Epidemiology and pathogenesis

Folliculitis, furuncles, and carbuncles represent a continuum of severity of S. aureus infection.

Portal of entry: hair follicle, break in the integrity of skin.

Predisposing factors for staphylococcal folliculitis include occlusion, maceration and hyper hydration of the skin; shaving, plucking or waxing hair; use of strong topical corticosteroids; hot and humid weather; atopic dermatitis; and diabetes mellitus.

Clinical features

The appearance depends on the depth of follicular involvement.

Superficial folliculitis

(Bockhart’s impetigo) presents with multiple small, fragile, dome-shaped yellow pustules or crusted papules on an erythematous base occurs at the infundibulum (ostium or opening) of a hair follicle that are pierced by a central hair, although the hair may not always be visualized, often on the scalps of children and in the beard area, axillae, buttocks and limbs of adults. The lesions are frequently clustered and heal within 7–10 days without scarring.
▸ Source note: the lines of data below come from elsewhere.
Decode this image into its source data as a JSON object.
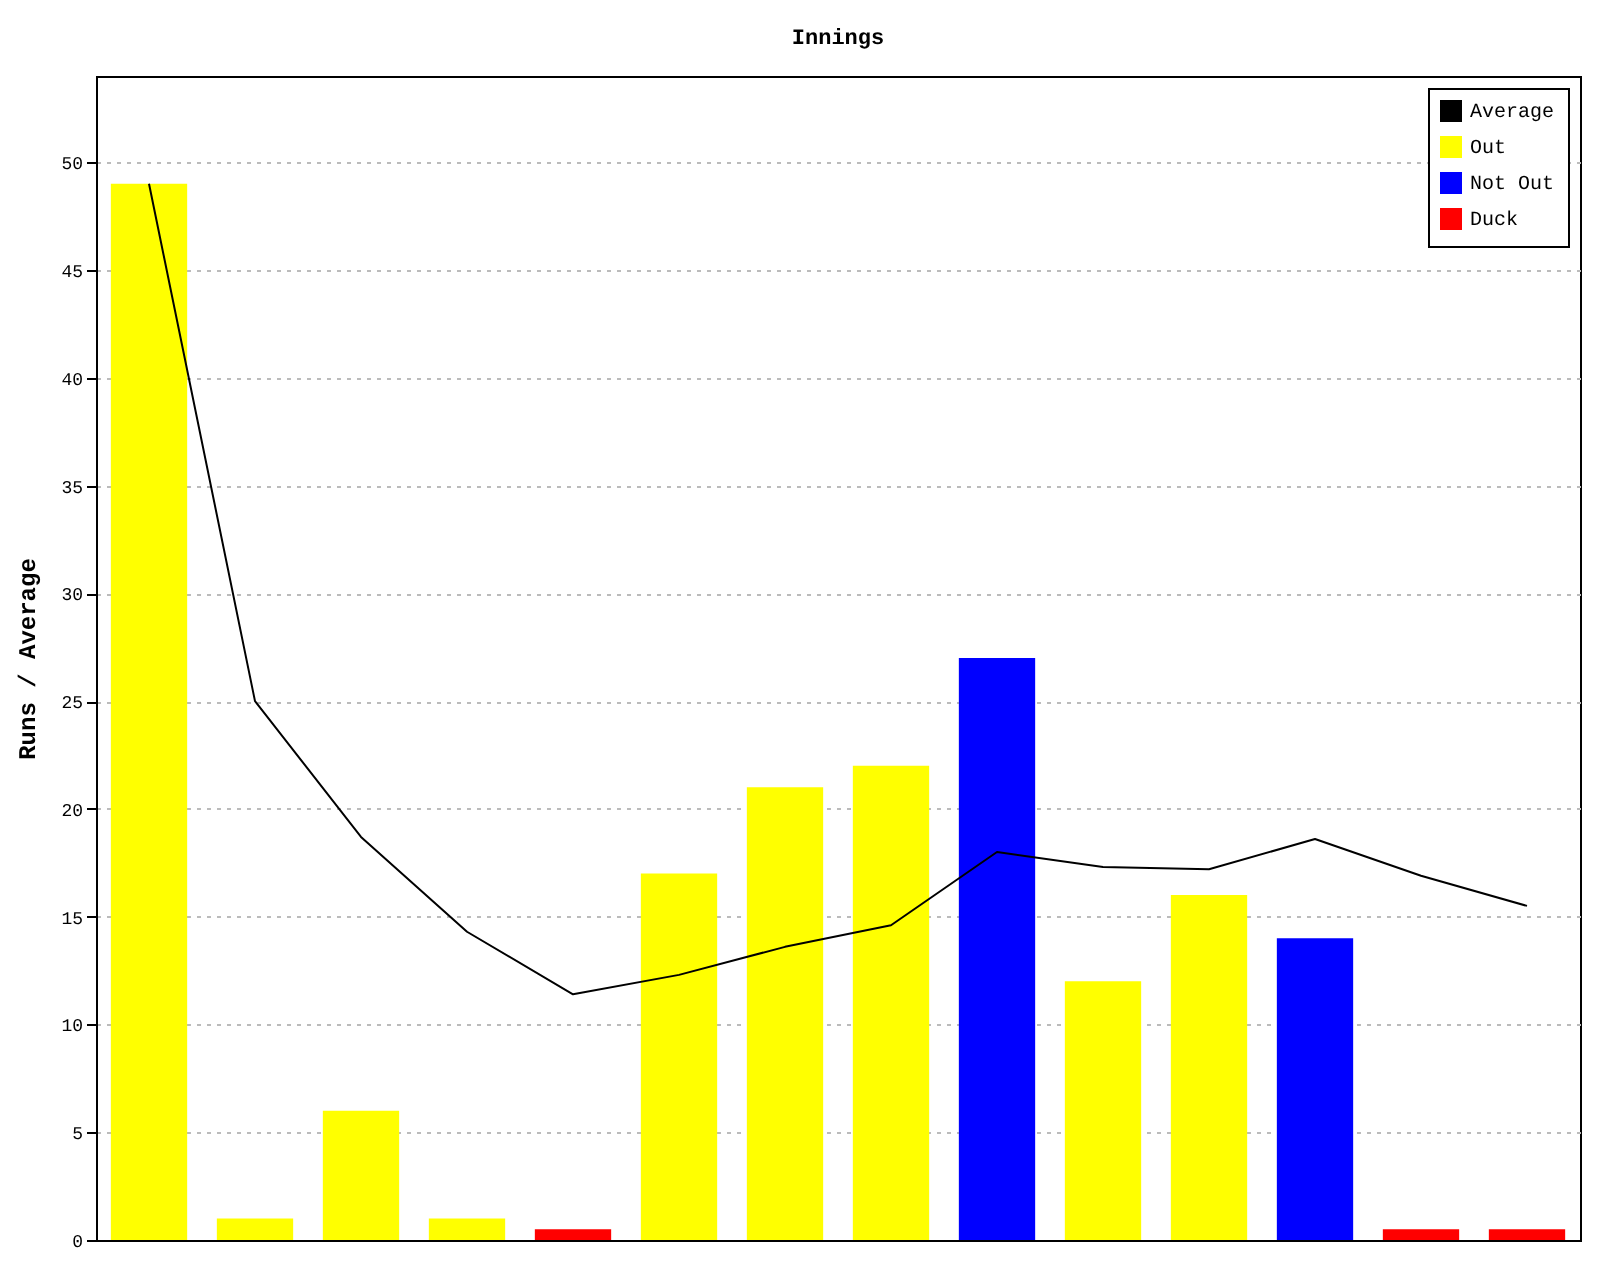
{
  "chart_data": {
    "type": "bar",
    "title": "Innings",
    "ylabel": "Runs / Average",
    "categories": [
      null,
      null,
      null,
      null,
      null,
      null,
      null,
      null,
      null,
      null,
      null,
      null,
      null,
      null
    ],
    "stacked": true,
    "series": [
      {
        "name": "Average",
        "type": "line",
        "color": "#000000",
        "values": [
          49,
          25,
          18.7,
          14.3,
          11.4,
          12.3,
          13.6,
          14.6,
          18,
          17.3,
          17.2,
          18.6,
          16.9,
          15.5
        ]
      },
      {
        "name": "Out",
        "color": "#ffff00",
        "values": [
          49,
          1,
          6,
          1,
          null,
          17,
          21,
          22,
          null,
          12,
          16,
          null,
          null,
          null
        ]
      },
      {
        "name": "Not Out",
        "color": "#0000ff",
        "values": [
          null,
          null,
          null,
          null,
          null,
          null,
          null,
          null,
          27,
          null,
          null,
          14,
          null,
          null
        ]
      },
      {
        "name": "Duck",
        "color": "#ff0000",
        "values": [
          null,
          null,
          null,
          null,
          0.5,
          null,
          null,
          null,
          null,
          null,
          null,
          null,
          0.5,
          0.5
        ]
      }
    ],
    "ylim": [
      0,
      54
    ],
    "yticks": [
      0,
      5,
      10,
      15,
      20,
      25,
      30,
      35,
      40,
      45,
      50
    ],
    "grid": "y",
    "legend": "top right",
    "marker": "none",
    "line_style": "solid"
  }
}
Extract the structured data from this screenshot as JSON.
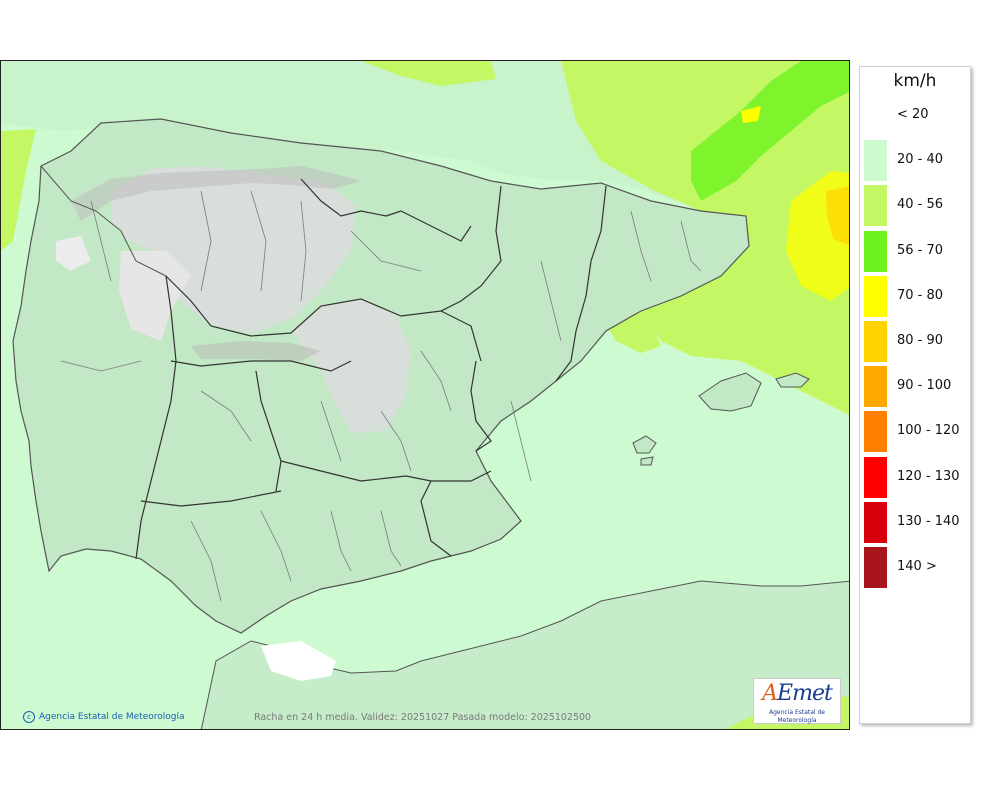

Chronic folliculitis of the legs, caused by S. aureus, mainly affects young adult male farmers who work in wet soil condition. There is profuse eruption of superficial and deep follicular pustules on the thighs and lower legs that persists for many years and is resistant to treatment.

Deep Folliculitis

When the inflammation involving the entire length of the follicle along with the adjacent dermis, a focal follicular-centered dermal abscess results. When the condition occurs on the beard areas of the face, it is referred to as sycosis barbae, but if it occurs elsewhere, it is referred to as a furuncle or boil. A confluence of several furuncles results in a carbuncle.

Sycosis barbae

Definition

It is a subacute or chronic deep folliculitis involving the whole depth of the follicle and usually refers to disease in the beard area, sycosis barbae.

If the follicles are destroyed with clinically evident scaring then the term lupoid sycosis is applied. Folliculitis decalvans is essentially the same process involving the scalp. Many sites may be involved in the same individual.

Etiology

Commonly involves the follicles of the beard; most cases begin in the third or fourth decade. The infecting organism is Staph. aureus, the same phage type of which can be isolated from nose.

Pathology

In the early stage, one observes a perifollicular infiltrate largely composed of neutophils. The infiltrate develops into perifollicular abscess leading to destruction of hair follicles. Older lesions show perifollicular chronic granulomatous infiltrate (lymphocyte, plasma cells, histocytes and foreign body giant cells). The sebaceous gland, or the whole follicle, may be destroyed and replaced by scar tissue.

Clinical features

The essential lesion is an edematous, red, follicular papule and pustule, centered on a hair. The individual papules and pustules remain discrete, but at time they coalesce, to produce a raised plaque studded with pustules and crusts, which suggest the appearance of a ripe fig, which coined the term sycosis. The hairs are retained and there is no evident scarring.

In lupoid sycosis, the follicles are destroyed by scaring, and active papules and pustules fringe the advancing margin around a pink central atrophic scar, granulomatous inflammatory changes may give the papules a lupoid appearance.